Si vestì in fretta, decisa ad andare al ristorante dove di sicuro avrebbe trovato Ryuji e così avrebbe preso due piccioni con una fava. La persona che ama, mentre lei era intenta a fare la cosa che amava. La strada che la separava dal ristorante era però lunga, così decise di fermarsi lungo il tragitto a comprare un taiyaki e per essere sicura di non svenire per la troppa fame decise di comprarne tre, tanto per essere sicura.

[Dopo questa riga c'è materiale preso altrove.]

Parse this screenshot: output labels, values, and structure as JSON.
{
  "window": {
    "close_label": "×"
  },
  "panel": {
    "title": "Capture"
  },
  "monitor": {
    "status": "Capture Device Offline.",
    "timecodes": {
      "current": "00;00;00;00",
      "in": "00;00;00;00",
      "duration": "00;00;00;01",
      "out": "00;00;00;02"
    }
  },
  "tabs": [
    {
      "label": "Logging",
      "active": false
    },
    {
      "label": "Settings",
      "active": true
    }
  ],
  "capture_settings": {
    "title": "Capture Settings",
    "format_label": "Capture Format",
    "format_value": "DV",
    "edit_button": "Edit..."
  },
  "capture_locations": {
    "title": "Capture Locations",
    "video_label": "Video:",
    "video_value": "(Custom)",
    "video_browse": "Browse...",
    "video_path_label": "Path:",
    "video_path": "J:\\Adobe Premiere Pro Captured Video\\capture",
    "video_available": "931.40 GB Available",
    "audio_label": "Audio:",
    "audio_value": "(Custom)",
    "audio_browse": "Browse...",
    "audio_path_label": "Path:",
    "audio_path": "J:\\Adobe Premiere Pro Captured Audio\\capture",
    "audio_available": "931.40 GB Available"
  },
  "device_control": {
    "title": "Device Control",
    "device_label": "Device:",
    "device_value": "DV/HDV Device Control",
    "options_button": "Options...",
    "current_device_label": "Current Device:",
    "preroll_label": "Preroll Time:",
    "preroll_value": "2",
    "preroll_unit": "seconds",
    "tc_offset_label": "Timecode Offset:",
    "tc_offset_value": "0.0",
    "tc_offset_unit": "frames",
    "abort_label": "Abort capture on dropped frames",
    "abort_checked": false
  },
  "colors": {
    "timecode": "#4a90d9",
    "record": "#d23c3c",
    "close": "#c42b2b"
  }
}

Magari uno lo avrebbe dato a Ryuji!

-Ma tu guarda chi si vede! AISAKA, fermati!-

Senza accorgersene, forse troppo presa dal trangugiare il pesciolino di pasta dolce, aveva oltrepassato Kitamura che con un sorriso ebete in faccia  era stato oltrepassato senza neppure essere visto. Inutile dire che era rimasto deluso dal fatto di essere passato inosservato, ma guardandola camminare, tutta presa dai pensieri e dal taiyaki, si era accorto che qualcosa non andava. Quando glielo fece presente, dopo i soliti convenevoli, Taiga fece finta di niente, disse non aveva nulla e che si era sbagliato, ma Kitamura era un osso duro ed era sicuro delle sue impressioni così la convinse a rivelarle dove stava andando e si autoinvito ad un pranzo fra amici, molto felice di assaggiare nuovamente la cucina di Ryuji.

 

Arrivati al ristorante, Taiga si sentì sollevata, come se l’insegna di quel posto non alludesse al piatto tipico, ma più che altro al fatto che di lì a qualche secondo avrebbe rivisto Ryuji e questo sicuramente l’avrebbe tranquillizzata. Certo non immaginava che oltre la porta di legno avesse luogo la terza guerra mondiale.